Monday, June 21, 2010

Transforming our family karma

One way of understanding "lineage" is "linkage" – that which links each of us to our true nature, to each other, to the teachings, to the succession of teachers and to primordial wisdom itself. – Richard Reoch

I recently read a paper by a psychologist named Lloyd deMause in which he talks about the neurotic and destructive tendency in abusive parents to use their children as “poison containers”, in other words, as vessels into which all of the unresolved psychic pain and neuroses of their childhoods are injected. The more I contemplate this, the stronger I feel that all parents are destined to do this to some extent or another, not just those who are abusive towards their children. We all have the tendency to respond to our children with the same neurosis that we learned from our families – and we will do so until we see this clearly, and are able to transform it. Not that our family neuroses are equivalent to abuse, but they certainly create suffering for others and ourselves. Why not stop the lineage of neuroses, and transform it into the lineage of wisdom and sanity?

Our parents are often the main, if not the only, parenting role models we have. They have the most success in continuing a lineage, or linkage as Richard Reoch defines it, of either neurosis or nurture that can be traced back for many generations. If we are not mindful in our parenting, we will find that those same habitual patterns will be inherited by our own children, and be carried on into future generations. How do we cultivate those karmic seeds in our own lineages that hold awakening and compassion rather than aggression and fear? I think this is one of our central tasks as parents. It all depends on what seeds we choose to water!
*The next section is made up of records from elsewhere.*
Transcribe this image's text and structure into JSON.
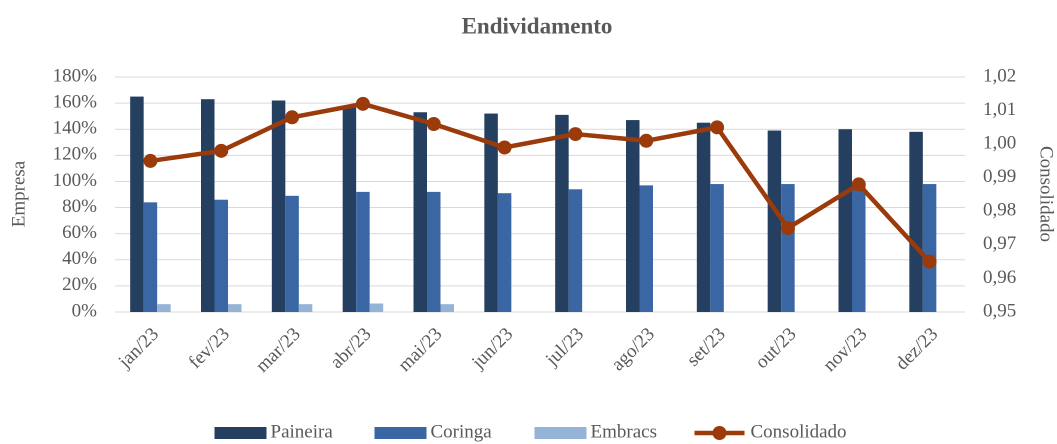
{
  "chart_data": {
    "type": "bar",
    "title": "Endividamento",
    "ylabel": "Empresa",
    "y2label": "Consolidado",
    "categories": [
      "jan/23",
      "fev/23",
      "mar/23",
      "abr/23",
      "mai/23",
      "jun/23",
      "jul/23",
      "ago/23",
      "set/23",
      "out/23",
      "nov/23",
      "dez/23"
    ],
    "series": [
      {
        "name": "Paineira",
        "color": "#243f60",
        "values": [
          165,
          163,
          162,
          158,
          153,
          152,
          151,
          147,
          145,
          139,
          140,
          138
        ]
      },
      {
        "name": "Coringa",
        "color": "#3a67a3",
        "values": [
          84,
          86,
          89,
          92,
          92,
          91,
          94,
          97,
          98,
          98,
          98,
          98
        ]
      },
      {
        "name": "Embracs",
        "color": "#95b3d7",
        "values": [
          6,
          6,
          6,
          6.5,
          6,
          null,
          null,
          null,
          null,
          null,
          null,
          null
        ]
      },
      {
        "name": "Consolidado",
        "color": "#9b3a0a",
        "axis": "y2",
        "values": [
          0.995,
          0.998,
          1.008,
          1.012,
          1.006,
          0.999,
          1.003,
          1.001,
          1.005,
          0.975,
          0.988,
          0.965
        ]
      }
    ],
    "ylim": [
      0,
      180
    ],
    "yticks": [
      {
        "value": 0,
        "label": "0%"
      },
      {
        "value": 20,
        "label": "20%"
      },
      {
        "value": 40,
        "label": "40%"
      },
      {
        "value": 60,
        "label": "60%"
      },
      {
        "value": 80,
        "label": "80%"
      },
      {
        "value": 100,
        "label": "100%"
      },
      {
        "value": 120,
        "label": "120%"
      },
      {
        "value": 140,
        "label": "140%"
      },
      {
        "value": 160,
        "label": "160%"
      },
      {
        "value": 180,
        "label": "180%"
      }
    ],
    "y2lim": [
      0.95,
      1.02
    ],
    "y2ticks": [
      {
        "value": 0.95,
        "label": "0,95"
      },
      {
        "value": 0.96,
        "label": "0,96"
      },
      {
        "value": 0.97,
        "label": "0,97"
      },
      {
        "value": 0.98,
        "label": "0,98"
      },
      {
        "value": 0.99,
        "label": "0,99"
      },
      {
        "value": 1.0,
        "label": "1,00"
      },
      {
        "value": 1.01,
        "label": "1,01"
      },
      {
        "value": 1.02,
        "label": "1,02"
      }
    ],
    "grid": true,
    "legend": "bottom"
  }
}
To have some choice over what family karma our children inherit from us, we must continue to create enough space in our own minds to be able to distinguish when we are acting out of the accumulated karma of our families of origin, and when we are actually making a choice and acting out of our basic goodness or wisdom. We often see this choice arise when we are under pressure, when our children manage to provoke us, or when we are not taking good enough care of ourselves and so get overtaken by exhaustion or resentment. In all of these scenarios, our automatic responses often get the better of us. And in my own experience, our automatic responses are often those inherited from our parents.

The more we are able to slow down our automatic responses, the more possibility we create for behaving in a different way. The more mindfulness we can cultivate through meditation, whether it is formal sitting practice or acting with intention throughout our day, the more space will occur for us, so that we will be able to see when we are about to react to something or someone else in a habitual way. At first, we won’t really notice until after the fact, in which case we can use the regret, remediate and refrain tool I blogged about before. But at least we notice. We can go through our entire lives without noticing when we have created suffering, although we won’t escape the residual pain it leaves in its wake. So just noticing when we have behaved automatically is a big, important first step.
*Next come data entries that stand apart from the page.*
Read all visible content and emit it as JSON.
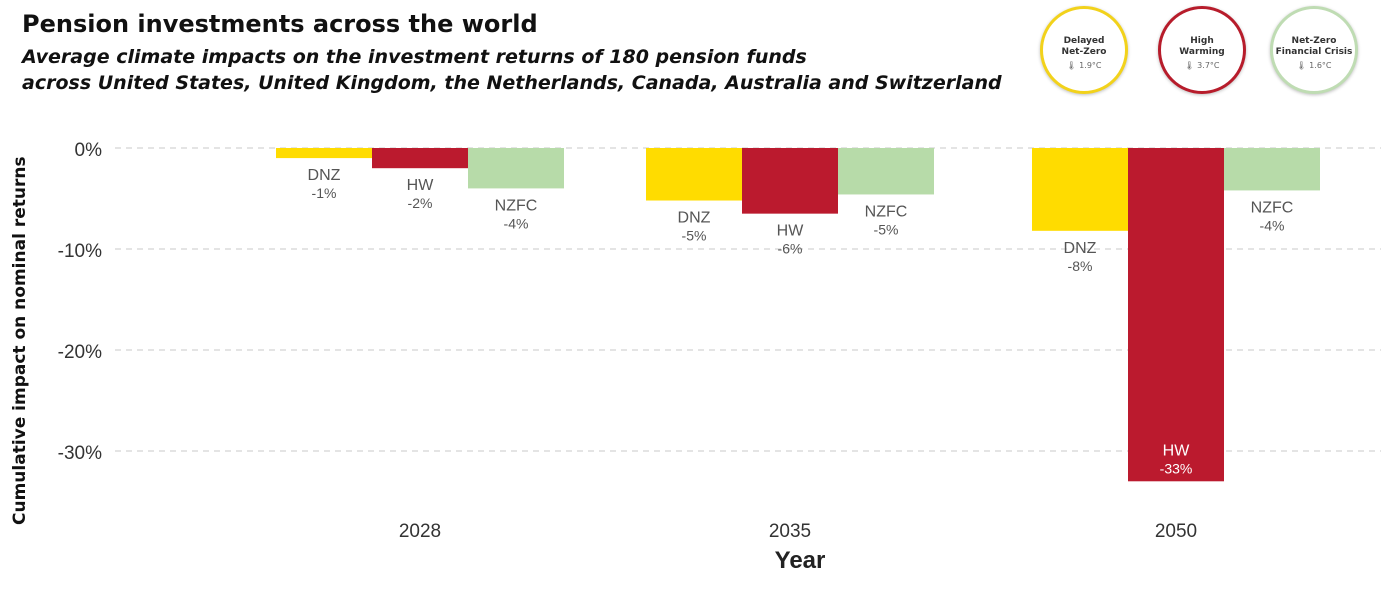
{
  "header": {
    "title": "Pension investments across the world",
    "subtitle_line1": "Average climate impacts on the investment returns of 180 pension funds",
    "subtitle_line2": "across United States, United Kingdom, the Netherlands, Canada, Australia and Switzerland"
  },
  "legend": [
    {
      "line1": "Delayed",
      "line2": "Net-Zero",
      "temp": "🌡 1.9°C",
      "color": "#f2d21b"
    },
    {
      "line1": "High",
      "line2": "Warming",
      "temp": "🌡 3.7°C",
      "color": "#b71c2b"
    },
    {
      "line1": "Net-Zero",
      "line2": "Financial Crisis",
      "temp": "🌡 1.6°C",
      "color": "#bfdcb3"
    }
  ],
  "chart_data": {
    "type": "bar",
    "xlabel": "Year",
    "ylabel": "Cumulative impact on nominal returns",
    "categories": [
      "2028",
      "2035",
      "2050"
    ],
    "ylim": [
      -33,
      0
    ],
    "yticks": [
      {
        "value": 0,
        "label": "0%"
      },
      {
        "value": -10,
        "label": "-10%"
      },
      {
        "value": -20,
        "label": "-20%"
      },
      {
        "value": -30,
        "label": "-30%"
      }
    ],
    "grid": true,
    "series": [
      {
        "name": "DNZ",
        "color": "#ffdc00",
        "values": [
          -1,
          -5.2,
          -8.2
        ],
        "labels": [
          "-1%",
          "-5%",
          "-8%"
        ]
      },
      {
        "name": "HW",
        "color": "#bb1a2e",
        "values": [
          -2,
          -6.5,
          -33
        ],
        "labels": [
          "-2%",
          "-6%",
          "-33%"
        ]
      },
      {
        "name": "NZFC",
        "color": "#b7dba9",
        "values": [
          -4,
          -4.6,
          -4.2
        ],
        "labels": [
          "-4%",
          "-5%",
          "-4%"
        ]
      }
    ]
  }
}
The more mindfulness we create, the more we will be able to notice the habitual response while or even before it occurs. Once this begins to happen, we can begin to pause. We can just pause when we feel the energy arise in us that usually leads to harming ourselves or others. That pause begins to literally stop the momentum of karma, the flow of habitual poison cultivated for so many generations. Once that momentum is interrupted, we can touch in with our bodies. Where do we feel this energy of anger, of fear, of resentment, frustration, whatever? Is my chest tightening? Is my stomach cramping? Can I breathe? Touching into what is going on physically for us is a way to ground that energy, begin to work with it rather than being carried away by it. We can begin to notice what thoughts we are engaging in. Are these thoughts that reflect our basic goodness and that of our children? Or do these thoughts focus on what is “wrong” with ourselves, our children, the situation, etc? If it is the latter, we can choose to let go of those thoughts. We can choose not to believe them. We can stop writing the story that has been written for so many centuries in our families.

How then do we choose to react, to behave towards our children? The possibilities are endless. Maybe we can use a gentle but firm tone rather than shouting. Maybe we can leave the room until we feel calmer. Or we can choose to offer a consequence to our children for their behavior that we actually feel comfortable following through with, that is in proportion to what has occurred. We might even discover the most appropriate response is laughter, or a change of scene. We can begin to create enough space in our interactions for our children to see their own basic goodness, and be encouraged that, because it is who they truly are, they can act out of wisdom rather than out of their own fear or anger. This can create a dialogue of compassion between parent and child that will transform any poison into joy.

This is challenging work and it can feel uncomfortable at times. You are turning over ground that may not have been cultivated at all during many generations! I once went to a teaching by Pema Chodron where she said that when you feel that discomfort while doing this work, stopping that momentum of habitual pattern energy, it is the burning of karma. So, welcome the fire!